I've taken to discussing this sort of thing by saying "with great power comes great responsibility." Kevin says, somewhat more colorfully "Using AutoCAD for scenery is like cutting butter with a chain saw!"

Here is what draws such comments:

Perhaps I should forego the quip, and the note on the drawing and just estimate the time required to assure that the instructions are followed. Placing a platform ought to take two people about 15 minutes - get it, locate it on stage, affix it, really nothing can be done in less than 30 minutes but for the sake of the discussion we'll say 15. It won't matter.

Placing a platform plus or minus 1/64 of an inch I believe would take (in this theatre) something like 110 people, something on the order of four hours. The more precise measuring is fairly difficult and will require more people to make sure that things are left properly as they are affixed. There's also some fairly complex surveying that would need to be accomplished. Plus, the whole thing would need to be done under stage lights, with the proper ventilation, and with an audience to make sure the temperature and humidity conditions don't vary enough to cause thermal expansion of any of the parts.

A difference of 439.5 labor hours and 3.75 linear install hours. Might catch someone's attention.

5 comments:

Anonymous said...

i feel like this sort of thing may be inherent in more mouse-based cad programs. while it is not impossible to draft accurately with a mouse in acad (or even in vectorworks, though there are a lot of scenic designers trying to prove me wrong on this one) it seems to encourage inaccuracy

David said...

oh I beg to differ...
this has nothing to do with the mouse and everything to do with specific intent and unit precision...
and even moreso to do with paying attention.

Anonymous said...

I have to agree with David here. I draft daily in Autocad/ADT and often in SketchUp. (Sketchup, btw, is about as mouse based as you can get).

You can draft incredibly precisely in both. The dimension thing is probably 50% about setting up your dimstyle correctly, and 50% about actually drawing correctly, or at least fixing it afterwards.

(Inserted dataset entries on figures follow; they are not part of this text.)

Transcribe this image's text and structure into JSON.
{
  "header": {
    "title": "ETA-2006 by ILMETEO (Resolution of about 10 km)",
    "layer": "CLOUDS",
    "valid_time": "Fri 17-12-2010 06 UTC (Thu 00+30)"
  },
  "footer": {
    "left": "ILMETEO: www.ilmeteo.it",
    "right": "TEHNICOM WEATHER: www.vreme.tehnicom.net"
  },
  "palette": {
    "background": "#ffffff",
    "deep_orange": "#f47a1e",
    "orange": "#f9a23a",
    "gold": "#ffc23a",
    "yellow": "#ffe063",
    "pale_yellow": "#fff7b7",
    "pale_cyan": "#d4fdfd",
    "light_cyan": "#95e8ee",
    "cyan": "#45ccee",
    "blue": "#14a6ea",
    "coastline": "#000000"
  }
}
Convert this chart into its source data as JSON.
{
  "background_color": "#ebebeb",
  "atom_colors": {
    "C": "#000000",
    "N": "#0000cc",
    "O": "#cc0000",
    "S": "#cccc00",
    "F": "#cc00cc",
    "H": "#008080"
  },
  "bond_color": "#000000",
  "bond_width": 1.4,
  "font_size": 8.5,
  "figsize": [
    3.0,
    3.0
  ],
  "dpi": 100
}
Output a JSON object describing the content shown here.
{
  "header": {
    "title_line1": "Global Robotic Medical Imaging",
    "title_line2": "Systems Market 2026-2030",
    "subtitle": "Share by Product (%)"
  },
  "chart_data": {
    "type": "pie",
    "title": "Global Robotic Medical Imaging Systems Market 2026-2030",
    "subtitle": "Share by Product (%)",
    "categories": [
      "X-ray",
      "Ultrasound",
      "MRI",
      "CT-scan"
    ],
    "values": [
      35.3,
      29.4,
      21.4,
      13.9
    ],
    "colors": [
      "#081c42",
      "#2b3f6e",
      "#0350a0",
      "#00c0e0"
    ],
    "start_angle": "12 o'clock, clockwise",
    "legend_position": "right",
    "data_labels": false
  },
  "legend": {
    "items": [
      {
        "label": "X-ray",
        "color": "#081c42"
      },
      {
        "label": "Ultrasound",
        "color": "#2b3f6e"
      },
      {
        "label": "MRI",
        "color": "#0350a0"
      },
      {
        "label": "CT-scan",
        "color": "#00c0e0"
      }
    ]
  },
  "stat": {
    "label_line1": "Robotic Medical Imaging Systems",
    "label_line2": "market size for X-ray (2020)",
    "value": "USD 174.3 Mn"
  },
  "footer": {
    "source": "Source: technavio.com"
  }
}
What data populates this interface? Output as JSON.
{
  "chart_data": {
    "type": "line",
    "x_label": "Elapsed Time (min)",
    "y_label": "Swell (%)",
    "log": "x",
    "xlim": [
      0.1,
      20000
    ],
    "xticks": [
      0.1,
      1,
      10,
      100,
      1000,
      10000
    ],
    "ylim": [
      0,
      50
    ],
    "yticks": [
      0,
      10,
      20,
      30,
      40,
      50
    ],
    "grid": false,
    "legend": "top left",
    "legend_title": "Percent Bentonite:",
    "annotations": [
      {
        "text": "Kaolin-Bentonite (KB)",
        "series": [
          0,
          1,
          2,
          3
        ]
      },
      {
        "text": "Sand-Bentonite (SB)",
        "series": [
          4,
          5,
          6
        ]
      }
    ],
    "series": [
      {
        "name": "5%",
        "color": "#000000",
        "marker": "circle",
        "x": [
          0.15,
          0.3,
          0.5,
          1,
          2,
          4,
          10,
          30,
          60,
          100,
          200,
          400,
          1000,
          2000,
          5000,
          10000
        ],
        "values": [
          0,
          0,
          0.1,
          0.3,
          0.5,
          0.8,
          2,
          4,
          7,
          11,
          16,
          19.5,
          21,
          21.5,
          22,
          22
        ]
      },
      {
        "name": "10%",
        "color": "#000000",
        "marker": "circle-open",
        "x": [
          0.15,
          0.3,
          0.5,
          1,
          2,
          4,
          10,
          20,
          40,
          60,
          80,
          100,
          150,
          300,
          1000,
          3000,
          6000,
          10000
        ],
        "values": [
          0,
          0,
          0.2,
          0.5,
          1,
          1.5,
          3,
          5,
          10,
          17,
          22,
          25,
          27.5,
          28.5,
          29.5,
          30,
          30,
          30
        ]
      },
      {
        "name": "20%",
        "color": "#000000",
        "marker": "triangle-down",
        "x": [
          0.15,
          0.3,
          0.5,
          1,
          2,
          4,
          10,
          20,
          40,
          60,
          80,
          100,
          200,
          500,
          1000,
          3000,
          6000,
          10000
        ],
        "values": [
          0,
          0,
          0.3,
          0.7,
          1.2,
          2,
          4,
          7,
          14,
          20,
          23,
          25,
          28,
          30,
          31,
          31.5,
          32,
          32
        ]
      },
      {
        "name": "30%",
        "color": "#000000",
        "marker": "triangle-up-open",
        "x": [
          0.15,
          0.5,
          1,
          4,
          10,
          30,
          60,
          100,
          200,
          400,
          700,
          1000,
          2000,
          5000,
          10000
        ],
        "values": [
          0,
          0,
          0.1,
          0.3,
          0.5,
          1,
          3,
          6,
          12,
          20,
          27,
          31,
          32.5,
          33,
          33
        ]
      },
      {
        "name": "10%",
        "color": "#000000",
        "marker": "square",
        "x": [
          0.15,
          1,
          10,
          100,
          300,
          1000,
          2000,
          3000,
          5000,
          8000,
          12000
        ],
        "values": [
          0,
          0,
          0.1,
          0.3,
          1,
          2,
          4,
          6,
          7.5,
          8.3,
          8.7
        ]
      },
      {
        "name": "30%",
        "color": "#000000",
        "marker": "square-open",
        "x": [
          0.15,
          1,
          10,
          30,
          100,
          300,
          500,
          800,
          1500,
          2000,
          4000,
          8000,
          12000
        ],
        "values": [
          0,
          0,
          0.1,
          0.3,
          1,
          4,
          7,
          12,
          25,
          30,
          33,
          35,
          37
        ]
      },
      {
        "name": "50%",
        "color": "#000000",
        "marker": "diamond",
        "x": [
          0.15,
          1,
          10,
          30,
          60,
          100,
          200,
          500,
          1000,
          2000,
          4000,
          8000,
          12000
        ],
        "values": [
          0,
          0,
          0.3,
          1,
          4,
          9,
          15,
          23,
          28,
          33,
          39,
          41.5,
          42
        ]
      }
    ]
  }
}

Then again, concrete tolerances are 1/2" at best.

will said...

again: not meaning to suggest that you cannot be precise in mouse-based-cadding; i know this is not true. i am just saying that if people are given an oppurtunity to be lazy many are likely to take it.

while i agree that having unit precision set to /64s should not be necessary because of the ludicrous amount or effort required to ensure that anything were built that precisely, i would much rather err on the side of precision(is there any way for that not to be oxymoronic?) than of sloppiness. i've received far too many drawings with dimensions overridden or set to 1" tolerance creating obvious difficulties for anyone trying to do work based off of these drawings.

Anonymous said...

Fair enough.

The intention of the dimension is to place a 9" tall platform 8'2-1/2" DS of the back wall. Nobody is going to notice a 5/64th difference. You'll note the other dimension you can see also has a 7/16ths. Probably should be 1/2" there too.

I also think it's more likely that someone is going to misinterpret 27/64ths 1/2", and build it wronger than if it had been simply rounded.

Also, building construction tolerances: the wall you're dimensioning to is accurate to about +/-1/2" if it's concrete or masonry, +/-1/4" if it's steel framed. So if you dimension off the back wall as 8'-2 27/64ths, you can end up anywhere from 8'-2.25" to 8'-2.75" relative to another point on that wall if it's a steel framed wall.